Thanks. Now, here comes the question you knew was coming.... What would you do?

The seller will take it back, but that leaves me phone-less again for a bit. I was considering a Nexus 4 or this, and chose this because it has LTE. Anyways....

 

[Rukbat]

1) Whether a phone that was bought, taken to the parking lot, then returned - all within 10 minutes - can be sold as new, or even whether one programmed by the store personnel then the customer changes his mind can be sold as new - varies by state law. In some states, if you buy it, it's not new. In others, if it's fully rebuilt, no matter how used it is, it's new.

2) What would I do? Not risk it and return it. Once a phone is rooted, anything can be done to it. (You can even have it repartition itself do it's a useless piece of junk - or install an app that emails someone every keystroke.)

Would you rather be phoneless for a few days or risk being bank-account-less with a huge balance on your credit cards? (And your identity stolen, maybe.) I'd rather use my 10 year old "it takes pictures!" phone for a while than risk my security. When my phone went in for repair, it got totally, government-grade, wiped. Then I repartitioned it and reflashed stock firmware. The NSA could probably still recover something from it, but the cost/benefit ratio would be ridiculously high. I do not now, nor have I ever, had a bank account with 8 figures in it.

 

[TheBigChill]

I suggested that the seller of this phone open his other units, and see if SuperSU is installed. Also, if so, that he contact his supplier and inquire as to why these are rooted. His response:

"I did open it and see that they were all installed supersu and contacted the vendor and they said they were installed just to unlock the units with out having to pay to do it by Imei. I can assure you there is no key logger or anything installed."

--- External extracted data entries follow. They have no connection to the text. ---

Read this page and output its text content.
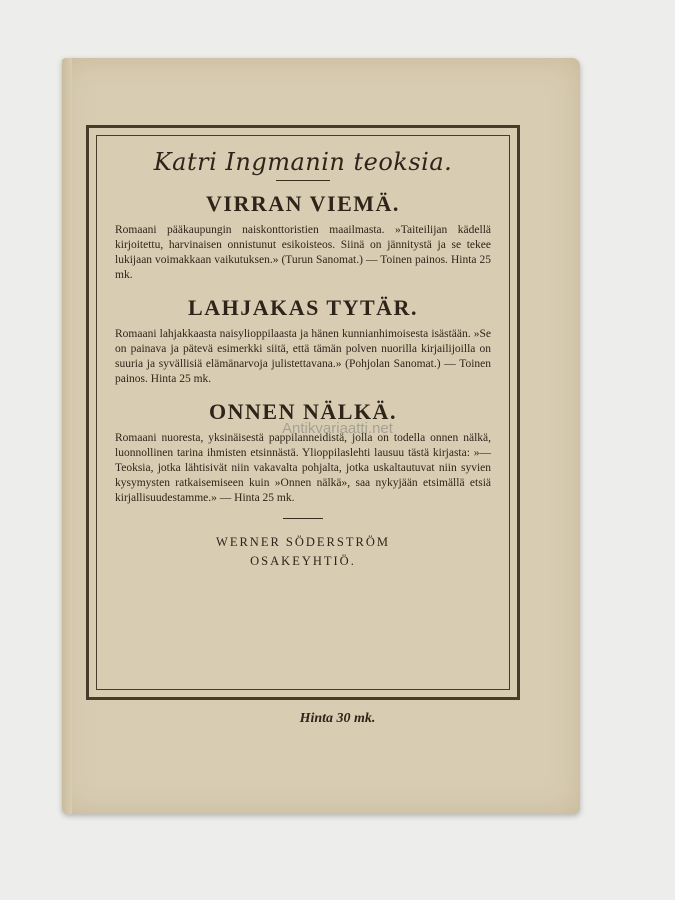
Katri Ingmanin teoksia.
VIRRAN VIEMÄ.
Romaani pääkaupungin naiskonttoristien maailmasta. »Taiteilijan kädellä kirjoitettu, harvinaisen onnistunut esikoisteos. Siinä on jännitystä ja se tekee lukijaan voimakkaan vaikutuksen.» (Turun Sanomat.) — Toinen painos. Hinta 25 mk.
LAHJAKAS TYTÄR.
Romaani lahjakkaasta naisylioppilaasta ja hänen kunnianhimoisesta isästään. »Se on painava ja pätevä esimerkki siitä, että tämän polven nuorilla kirjailijoilla on suuria ja syvällisiä elämänarvoja julistettavana.» (Pohjolan Sanomat.) — Toinen painos. Hinta 25 mk.
ONNEN NÄLKÄ.
Romaani nuoresta, yksinäisestä pappilanneidistä, jolla on todella onnen nälkä, luonnollinen tarina ihmisten etsinnästä. Ylioppilaslehti lausuu tästä kirjasta: »— Teoksia, jotka lähtisivät niin vakavalta pohjalta, jotka uskaltautuvat niin syvien kysymysten ratkaisemiseen kuin »Onnen nälkä», saa nykyjään etsimällä etsiä kirjallisuudestamme.» — Hinta 25 mk.
WERNER SÖDERSTRÖM
OSAKEYHTIÖ.
Antikvariaatti.net
Hinta 30 mk.
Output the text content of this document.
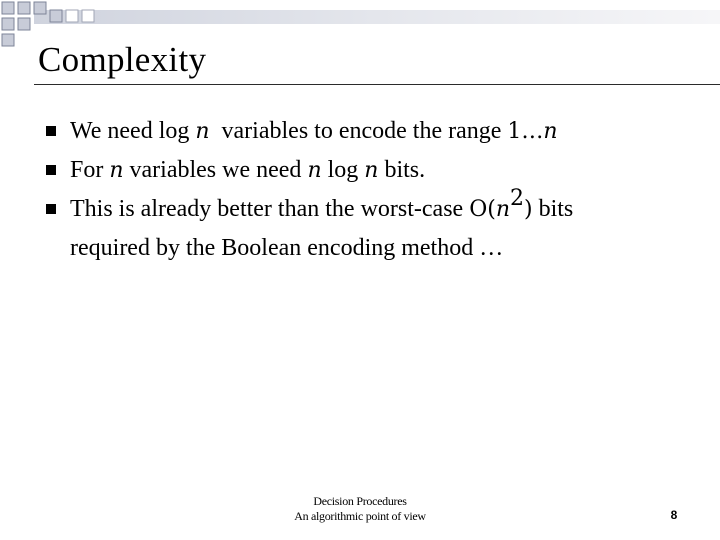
Complexity
We need log n  variables to encode the range 1…n
For n variables we need n log n bits.
This is already better than the worst-case $O(n^2)$ bits
required by the Boolean encoding method …
Decision Procedures
An algorithmic point of view	8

Can rooting give you the option to unlock a phone without paying for an unlock code? I'm calling B.S. on this claim...

 

[solquiff]

Hi, this might help clear things up.

I got an unlocked phone in January and had Super SU app on it but never paid attention to it until last week when I investigated it. I got a bit concerned as I never downloaded it and thought it was just a pre installed app that was of no use. Anyway, after reading many many articles online from people saying rooting and unlocking a phone are unrelated - I went to 4 shops that unlock mobiles and that kind of thing. 2 of them were very open about it and said they frequently rooted phones before unlocking them to avoid paying for an unlock code. One of the workers even showed me his phone which had super su installed, he said he rooted his to unlock it. In another shop the guy said he had never heard of it and he 'always' used a code (i could tell he was lying). In the 4th shop they guy did say he rooted phones to unlock them but then backtracked after i started asking more questions..he seemed a little nervous.

These 4 shops were all within a 0.5 km radius of one another so it is quite clear that rooting is being done before unlocking phones to save on the codes. Some are more open about it than others. Whether or not the root is really needed I dunno, but they are doing that way unless they get a code..so it obviously works whatever it is they are doing.